Parents fight national database of student stats
Parents are speaking up about a $100 million national database, funded primarily by the Gates Foundation, that will hold detailed online records for millions of public school students, including everything from mental ability test scores to disciplinary incidents.
“Frankly, I am adamantly against this new program,” said P. Rush Daly, a parent and teacher in Jefferson County Public School District in Colorado. He said he doesn’t trust the government and other third parties with all that information, some of it highly personal and sensitive. The data will be used to create and market educational products. Daly and 450 parents in his district have signed a petition opposing the database.

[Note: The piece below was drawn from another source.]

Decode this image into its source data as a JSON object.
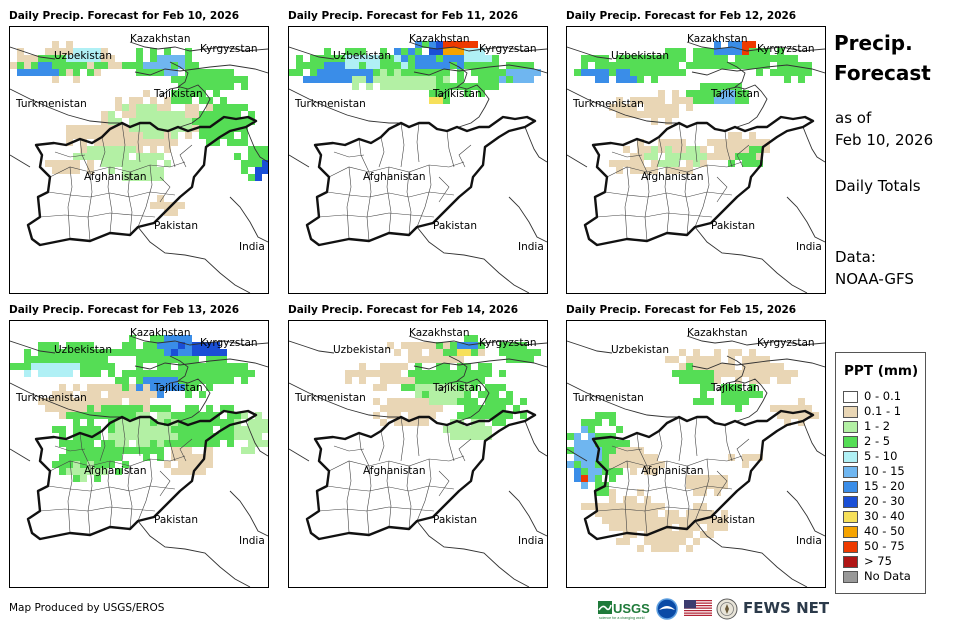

inBloom, the non-profit behind the database, claims the information gathered is already tracked by school districts. The database just collects it all in one place. The service can then tailor curricula to each student, depending on his or her learning style.
But Daly said that as a teacher, he already has the information he needs to assess his students, and additional databases won’t help.
Many parents in New York, Colorado, Massachusetts, and North Carolina—states inBloom currently works with—share Daly’s fear. Parents in New York held a townhall meeting over student privacy last month, urging officials to stop the data mining. Legislation allowing parents to opt out of the data collection is pending in the state.
Some worry about information security: inBloom states in its policy that it “cannot guarantee the security of the information stored in inBloom or that the information will not be intercepted when it is being transmitted.”
“What are the remedies for parents?” Norman Siegel, a civil liberties attorney in New York, asked Reuters. “It’s very troubling.”
Changes in the Family Educational Rights and Privacy Act enabled the data collection and sharing. According to EPIC, a nonprofit public-interest center based in Washington, D.C., public school students’ information may be released to “third parties of student information for non-academic purposes.” Schools no longer need parental consent to share student records with any school official who has a legitimate educational interest, according to the Department of Education. inBloom also acknowledges who is in control of the data: “Only school districts can determine who has access to student data and for what purposes.”
Public school teachers’ home addresses, employment history, and performance reviews also appear in the database. inBloom measures the ability of the teachers by their students’ standardized test scores.
While parents worry, education companies are ecstatic.
“This is going to be a huge win for us,” Jeffrey Olen, production manager at education software company CompassLearning, told Reuters in March.